Outro dia o Fluminense empatou com o Santa Cruz em 2 a 2. Após a partida, Levir Culpi dedicou parte de sua entrevista coletiva para falar o seguinte: – Eu não converso, eu exijo. Mas ainda assim é como a gente querer dar educação a todos os brasileiros agora. Nós, técnicos, não conseguimos fazer as coisas que queremos. Numa dessas reuniões, queríamos o fair play. Só devolver a bola no lugar onde ela saísse. O que fazem? Devolvem lá no goleiro para fazer pressão.

Sim, quando a gente achava que o fundo do poço havia chegado, eis que o debate que ganha importância no futebol brasileiro é o do fair play, um dos poucos hábitos que se imaginava funcionar bem em um universo encharcado de malandragem. Quando um jogador via o rival machucado em campo e chutava a bola de propósito para fora era como um bálsamo. Uma trégua na batalha. Quando o outro time devolvia a gentileza, aplausos. E aquele olhar entre os torcedores no estádio reconhecendo que um pingo de civilização estava presente ali.

Agora não mais. E a gota que fez a água transbordar do copo aconteceu no clássico mineiro entre América e Cruzeiro. Um jogador do América caiu no chão, outro do mesmo time jogou a bola para fora para o atendimento. Imediatamente o treinador Paulo Bento, da Raposa, decretou: “não devolvam a bola!” A confusão se fez, treinadores dos dois times foram expulsos. No vestiário, o português avisou: “O Cruzeiro não devolverá mais a bola nestes casos. E não quer que rivais devolvam também.”

Paulo Bento identificou que mesmo no gesto mais nobre e civilizado de uma partida de futebol a malandragem se infiltrou e está dando as cartas. E o mais triste de tudo: ele tem razão.
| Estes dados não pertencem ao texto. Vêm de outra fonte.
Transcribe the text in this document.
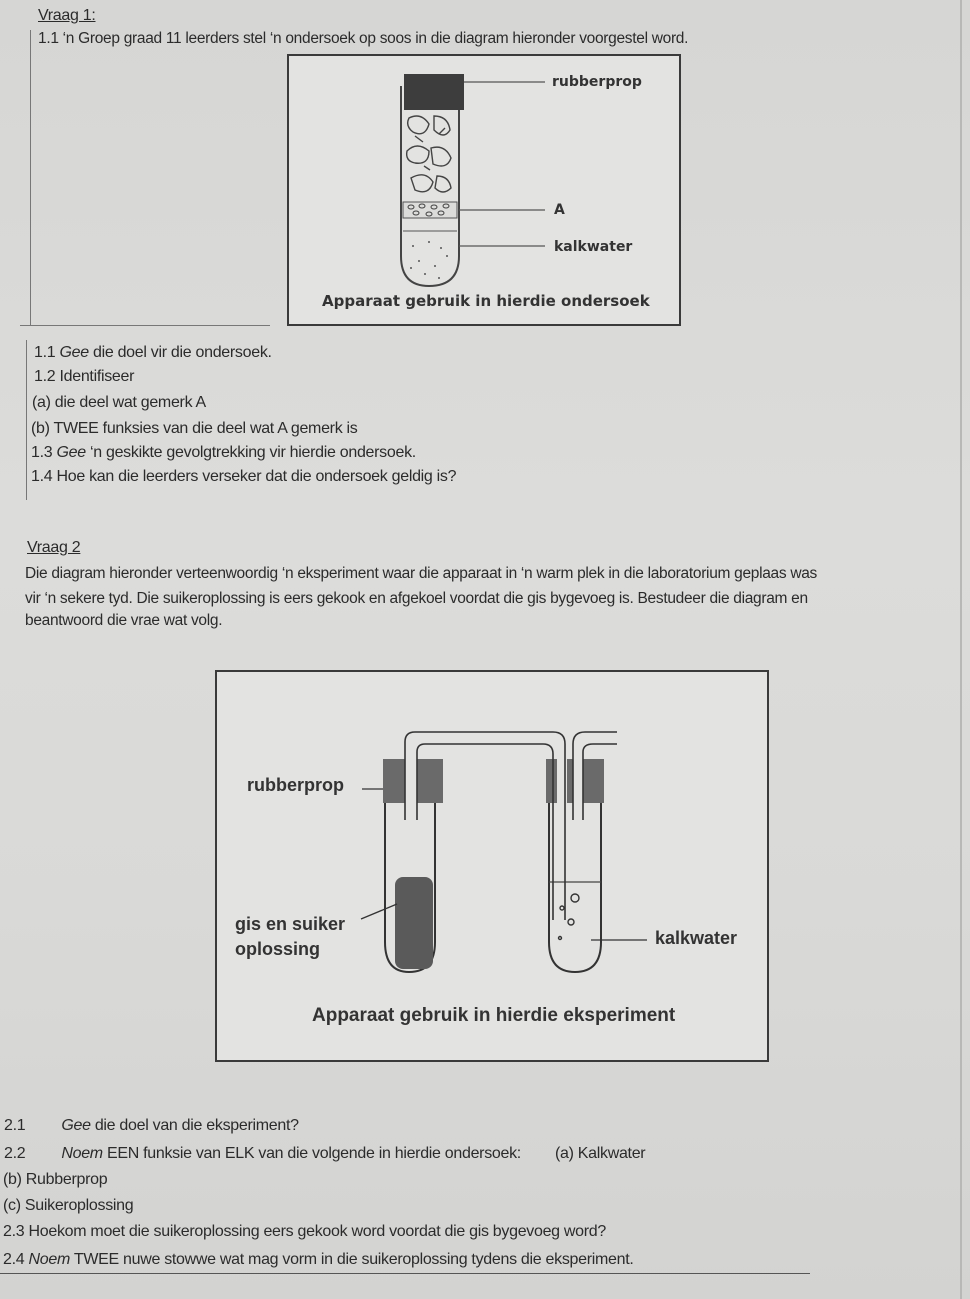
Vraag 1:
1.1 ‘n Groep graad 11 leerders stel ‘n ondersoek op soos in die diagram hieronder voorgestel word.
rubberprop
A
kalkwater
Apparaat gebruik in hierdie ondersoek
1.1 Gee die doel vir die ondersoek.
1.2 Identifiseer
(a) die deel wat gemerk A
(b) TWEE funksies van die deel wat A gemerk is
1.3 Gee ‘n geskikte gevolgtrekking vir hierdie ondersoek.
1.4 Hoe kan die leerders verseker dat die ondersoek geldig is?
Vraag 2
Die diagram hieronder verteenwoordig ‘n eksperiment waar die apparaat in ‘n warm plek in die laboratorium geplaas was
vir ‘n sekere tyd. Die suikeroplossing is eers gekook en afgekoel voordat die gis bygevoeg is. Bestudeer die diagram en
beantwoord die vrae wat volg.
rubberprop
gis en suiker
oplossing
kalkwater
Apparaat gebruik in hierdie eksperiment
2.1 Gee die doel van die eksperiment?
2.2 Noem EEN funksie van ELK van die volgende in hierdie ondersoek: (a) Kalkwater
(b) Rubberprop
(c) Suikeroplossing
2.3 Hoekom moet die suikeroplossing eers gekook word voordat die gis bygevoeg word?
2.4 Noem TWEE nuwe stowwe wat mag vorm in die suikeroplossing tydens die eksperiment.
O fair play não está na regra, mas é um código de conduta que deveria ser respeitado por todos. Não tem sido assim, como se vê. Ao longo do tempo, jogadores criaram vários outros códigos de conduta em uma partida, como não fazer firula na frente de um rival. Esta é respeitada. O fair play não. Conseguimos contaminar até isso.



  • Julio Cezar Carvalho

    Há muito tempo que o fair play está contaminado, de 100 casos de jogadores que se jogam no chão se dizendo “machucados”, 99 são dos times que estão vencendo ou satisfeitos com o resultado de empate, motivo pelo qual estou 100% de acordo com o treinador português, quem deve interromper o jogo é o árbitro, se assim achar necessário.
    Os casos mais irritantes continuam sendo os dos goleiros, e estes ainda são os piores, pois o jogo não pode ser reiniciado sem a presença deles, neste mister, chama atenção o Fernando Prass, ele, sem dúvida, é disparado o goleiro que mais pede atendimento médico, sempre, claro, quando o Palmeiras está vencendo.
    É mais fácil ver a cabeça de um bacalhau do que um goleiro perdendo o jogo se machucando.
    Saudações Tricolores Carioca!

  • Mauro Sousa

    Texto perfeito Tironi… Mais um…
    O que muitas pessoas não entendem é que o comportamento dentro de um estádio de futebol (Torcedores e jogadores) é apenas um reflexo da sociedade. E a sociedade brasileira atual é extremamente grosseira, sem educação e civilidade…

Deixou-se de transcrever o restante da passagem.